The scientist-tycoon whose work on radar helped win WWII

Tuxedo Park
A Wall Street Tycoon and the Secret Palace of Science That Changed the Course of World War II
By Jennet Conant
Simon & Schuster. 330 pp. $26

An eccentric, fabulously wealthy scientist performs groundbreaking experiments on the nature of time in his stone castle and, after hosting a sumptuous feast for his colleagues and friends, forces his guests to participate in brain-wave experiments while hypnotized. Something out of H.G. Wells or Mary Shelley? No, a real scene from the life of Alfred Lee Loomis, the extraordinary American financier, scientist, and philanthropist who played a pivotal role in the development of radar and the creation of the Manhattan Project during World War II.

Jennet Conant, granddaughter of James B. Conant, the Harvard president who was a colleague of Loomis, has written a fascinating biography of this unusual and impressive figure. Conant had unrestricted access to correspondence between Loomis and her grandfather, as well as to other previously unpublished documents.

During World War I, Loomis directed ballistic research at Aberdeen Proving Ground. After the war, he and his brother-in-law developed the idea of holding companies for electric utilities. The two converted most of their holdings to long-term Treasury bonds just before the 1929 stock market crash, and as a result, earned an estimated $50 million during the Depression.

Loomis created a laboratory in an old castle-like home in Tuxedo Park, N.J., a walled enclave 40 miles outside New York City that was home to Rockefellers, Morgans, and Vanderbilts. This private laboratory became one of the country's leading facilities for basic science research.

During World War II, Loomis chaired a committee charged with developing more accurate radar. He closed the Tuxedo Park lab and built up the MIT Radiation Laboratory.

Much has been written about Los Alamos and the atomic bomb, but there have been few popular accounts of the monumental work done by the MIT RAD Lab. Loomis single-handedly turned it into a production facility, with deliveries of 2,000 radar sets per month for military applications. Loomis himself helped in several major advances, including designing the LORAN system for long-range navigation that is still the standard microwave-based navigational tool.

Tuxedo Park provides a compelling account of the secrecy, intrigue, failures and successes surrounding the development of radar.
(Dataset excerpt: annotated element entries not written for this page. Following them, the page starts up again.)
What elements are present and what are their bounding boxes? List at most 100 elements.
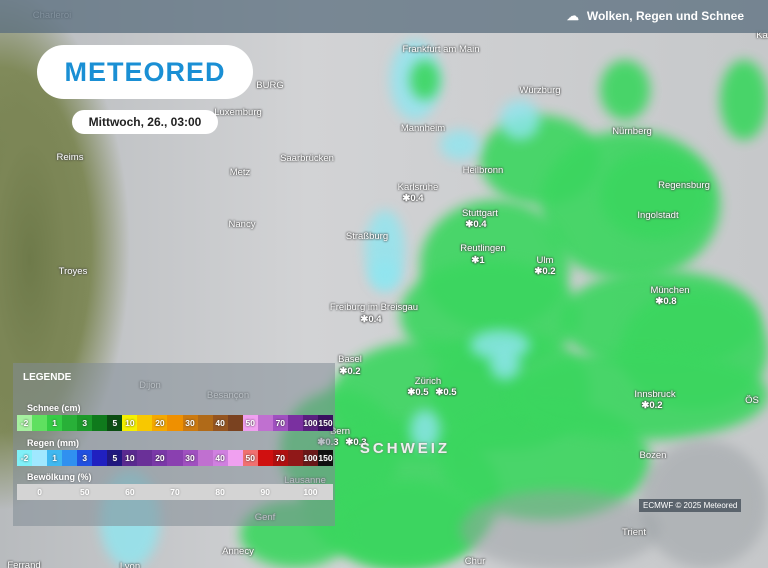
city-label: München — [650, 285, 690, 296]
snow-amount-label: ✱0.4 — [465, 219, 487, 230]
city-label: Ferrand — [7, 560, 41, 568]
city-label: Basel — [338, 354, 362, 365]
forecast-time[interactable]: Mittwoch, 26., 03:00 — [72, 110, 218, 134]
legend-swatch — [197, 450, 213, 466]
rain-area — [370, 260, 400, 290]
city-label: Zürich — [414, 376, 442, 387]
snow-area — [600, 150, 710, 240]
snow-amount-label: ✱0.2 — [641, 400, 663, 411]
legend-swatch — [257, 450, 273, 466]
snow-area — [510, 350, 768, 440]
country-label: SCHWEIZ — [359, 440, 451, 457]
city-label: Troyes — [58, 266, 88, 277]
legend-swatch — [167, 450, 183, 466]
legend-swatch: 1 — [47, 415, 63, 431]
legend-swatch: 70 — [170, 487, 180, 497]
rain-area — [410, 410, 440, 450]
cloud-scale: 0 50 60 70 80 90 100 — [17, 484, 333, 500]
legend-swatch: 0 — [37, 487, 42, 497]
cloud-area — [460, 490, 660, 568]
city-label: Annecy — [222, 546, 254, 557]
top-bar: ☁ Wolken, Regen und Schnee — [0, 0, 768, 33]
legend-swatch — [32, 415, 48, 431]
city-label: Kä — [756, 30, 768, 41]
legend-swatch: 5 — [107, 450, 123, 466]
city-label: Lyon — [119, 561, 141, 568]
legend-panel: LEGENDE Schnee (cm) -2 1 3 5 10 20 30 40 50 70 100… — [13, 363, 335, 526]
cloud-scale-label: Bewölkung (%) — [27, 472, 92, 482]
rain-scale-label: Regen (mm) — [27, 438, 80, 448]
city-label: Bern — [329, 426, 351, 437]
city-label: Heilbronn — [462, 165, 504, 176]
legend-swatch: 30 — [182, 450, 198, 466]
cloud-rain-icon: ☁ — [566, 9, 579, 23]
city-label: Nürnberg — [612, 126, 652, 137]
snow-amount-label: ✱0.5 — [407, 387, 429, 398]
legend-title: LEGENDE — [23, 372, 72, 383]
legend-swatch: 100 — [303, 487, 318, 497]
snow-amount-label: ✱0.2 — [534, 266, 556, 277]
city-label: Trient — [622, 527, 646, 538]
legend-swatch: 150 — [317, 450, 333, 466]
snow-area — [410, 60, 440, 100]
city-label: Straßburg — [345, 231, 389, 242]
rain-area — [440, 130, 480, 160]
legend-swatch — [167, 415, 183, 431]
legend-swatch — [287, 415, 303, 431]
snow-scale: -2 1 3 5 10 20 30 40 50 70 100 150 — [17, 415, 333, 431]
snow-amount-label: ✱0.4 — [360, 314, 382, 325]
legend-swatch: 40 — [212, 450, 228, 466]
city-label: BURG — [256, 80, 284, 91]
legend-swatch — [227, 415, 243, 431]
legend-swatch: 20 — [152, 415, 168, 431]
city-label: Mannheim — [400, 123, 446, 134]
city-label: Metz — [229, 167, 251, 178]
legend-swatch — [92, 415, 108, 431]
legend-swatch: 50 — [79, 487, 90, 497]
legend-swatch: 10 — [122, 415, 138, 431]
legend-swatch: 20 — [152, 450, 168, 466]
snow-amount-label: ✱0.4 — [402, 193, 424, 204]
snow-area — [720, 60, 768, 140]
legend-swatch — [137, 415, 153, 431]
legend-swatch — [32, 450, 48, 466]
city-label: Saarbrücken — [280, 153, 334, 164]
snow-amount-label: ✱0.2 — [339, 366, 361, 377]
city-label: ÖS — [745, 395, 759, 406]
legend-swatch: 70 — [272, 415, 288, 431]
city-label: Frankfurt am Main — [402, 44, 480, 55]
layer-title[interactable]: ☁ Wolken, Regen und Schnee — [566, 9, 744, 23]
legend-swatch — [62, 415, 78, 431]
legend-swatch — [287, 450, 303, 466]
city-label: Freiburg im Breisgau — [329, 302, 419, 313]
legend-swatch: 1 — [47, 450, 63, 466]
snow-amount-label: ✱0.5 — [435, 387, 457, 398]
legend-swatch: 80 — [215, 487, 225, 497]
meteored-logo[interactable]: METEORED — [37, 45, 253, 99]
legend-swatch: 30 — [182, 415, 198, 431]
legend-swatch: 3 — [77, 415, 93, 431]
city-label: Regensburg — [658, 180, 710, 191]
city-label: Chur — [464, 556, 486, 567]
legend-swatch: 5 — [107, 415, 123, 431]
legend-swatch — [197, 415, 213, 431]
city-label: Karlsruhe — [397, 182, 439, 193]
legend-swatch: -2 — [17, 450, 33, 466]
legend-swatch — [92, 450, 108, 466]
city-label: Würzburg — [519, 85, 561, 96]
legend-swatch: 90 — [260, 487, 270, 497]
legend-swatch: -2 — [17, 415, 33, 431]
legend-swatch: 50 — [242, 450, 258, 466]
legend-swatch: 10 — [122, 450, 138, 466]
legend-swatch — [227, 450, 243, 466]
credit: ECMWF © 2025 Meteored — [639, 499, 742, 512]
snow-amount-label: ✱1 — [471, 255, 485, 266]
legend-swatch: 50 — [242, 415, 258, 431]
city-label: Ingolstadt — [637, 210, 679, 221]
rain-area — [500, 100, 540, 140]
rain-scale: -2 1 3 5 10 20 30 40 50 70 100 150 — [17, 450, 333, 466]
city-label: Innsbruck — [634, 389, 676, 400]
snow-scale-label: Schnee (cm) — [27, 403, 81, 413]
legend-swatch — [257, 415, 273, 431]
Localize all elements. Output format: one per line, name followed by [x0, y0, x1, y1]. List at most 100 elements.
Ultimately, Loomis and his laboratory designed and delivered radar systems that could accurately locate enemy aircraft and submarines, and guide Allied bombers in nighttime missions and landings, leading to the ultimate RAD Lab accolade: "Radar won the war; the atom bomb ended it."

Loomis was also involved at the beginning of the Manhattan Project, helping to fund Ernest Lawrence's cyclotron project and Enrico Fermi's chain-reaction studies.
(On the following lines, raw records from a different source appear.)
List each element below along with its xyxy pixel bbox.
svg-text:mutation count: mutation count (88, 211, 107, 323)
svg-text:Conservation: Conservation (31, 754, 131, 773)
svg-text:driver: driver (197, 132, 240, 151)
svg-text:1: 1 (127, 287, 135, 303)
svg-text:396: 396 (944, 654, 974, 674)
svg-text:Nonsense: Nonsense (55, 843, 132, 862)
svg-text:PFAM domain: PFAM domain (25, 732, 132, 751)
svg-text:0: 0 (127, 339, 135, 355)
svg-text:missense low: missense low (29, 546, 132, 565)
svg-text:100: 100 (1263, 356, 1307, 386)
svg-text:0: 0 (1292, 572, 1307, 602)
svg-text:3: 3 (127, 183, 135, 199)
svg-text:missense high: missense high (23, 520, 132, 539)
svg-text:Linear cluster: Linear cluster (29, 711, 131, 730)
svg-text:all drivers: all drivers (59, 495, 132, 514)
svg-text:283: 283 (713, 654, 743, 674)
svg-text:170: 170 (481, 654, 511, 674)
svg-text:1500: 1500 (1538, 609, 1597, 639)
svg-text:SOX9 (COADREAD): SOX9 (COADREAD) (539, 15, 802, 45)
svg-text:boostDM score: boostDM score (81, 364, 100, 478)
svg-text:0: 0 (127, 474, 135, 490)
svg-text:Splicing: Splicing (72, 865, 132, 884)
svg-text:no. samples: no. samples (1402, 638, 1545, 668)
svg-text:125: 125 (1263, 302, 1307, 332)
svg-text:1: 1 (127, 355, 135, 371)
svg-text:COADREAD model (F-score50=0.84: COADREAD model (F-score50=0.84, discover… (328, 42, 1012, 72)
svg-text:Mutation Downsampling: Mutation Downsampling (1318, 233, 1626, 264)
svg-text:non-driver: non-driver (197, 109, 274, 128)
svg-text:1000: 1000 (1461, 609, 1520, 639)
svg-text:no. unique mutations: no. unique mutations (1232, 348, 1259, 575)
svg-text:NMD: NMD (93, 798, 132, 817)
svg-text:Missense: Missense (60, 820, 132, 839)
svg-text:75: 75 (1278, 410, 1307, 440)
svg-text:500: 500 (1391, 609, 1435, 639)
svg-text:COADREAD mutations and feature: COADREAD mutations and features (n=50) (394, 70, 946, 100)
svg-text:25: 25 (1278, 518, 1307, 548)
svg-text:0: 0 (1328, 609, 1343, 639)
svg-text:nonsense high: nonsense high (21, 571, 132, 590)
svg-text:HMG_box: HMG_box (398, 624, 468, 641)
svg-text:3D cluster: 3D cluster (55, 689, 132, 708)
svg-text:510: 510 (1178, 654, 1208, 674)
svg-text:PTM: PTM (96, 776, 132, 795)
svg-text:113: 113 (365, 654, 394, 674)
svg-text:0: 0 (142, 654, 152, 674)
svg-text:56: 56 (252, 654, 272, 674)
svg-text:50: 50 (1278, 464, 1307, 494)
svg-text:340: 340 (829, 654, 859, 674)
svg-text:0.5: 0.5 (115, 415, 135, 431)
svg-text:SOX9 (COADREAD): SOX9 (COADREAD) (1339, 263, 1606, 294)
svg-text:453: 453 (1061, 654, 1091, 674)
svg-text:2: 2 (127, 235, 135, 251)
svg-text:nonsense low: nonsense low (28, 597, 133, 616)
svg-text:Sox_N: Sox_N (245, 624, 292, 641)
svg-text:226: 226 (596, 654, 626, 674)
Loomis' reputation suffered from the scandal of his divorce from his ill wife and subsequent marriage to a close friend's former wife. But, as Conant points out, the scandal is not why Loomis' story has been marginalized. He was one of the last of the "gentleman scientists," averse to bragging. Here was a man rich enough to have owned Hilton Head Island and important enough to count most of the world's leading scientists as colleagues and friends, but reluctant to take any credit for what he had done. Conant has done a notable job in giving him his due.

 

Richard Di Dio teaches mathematics and computer science at La Salle University.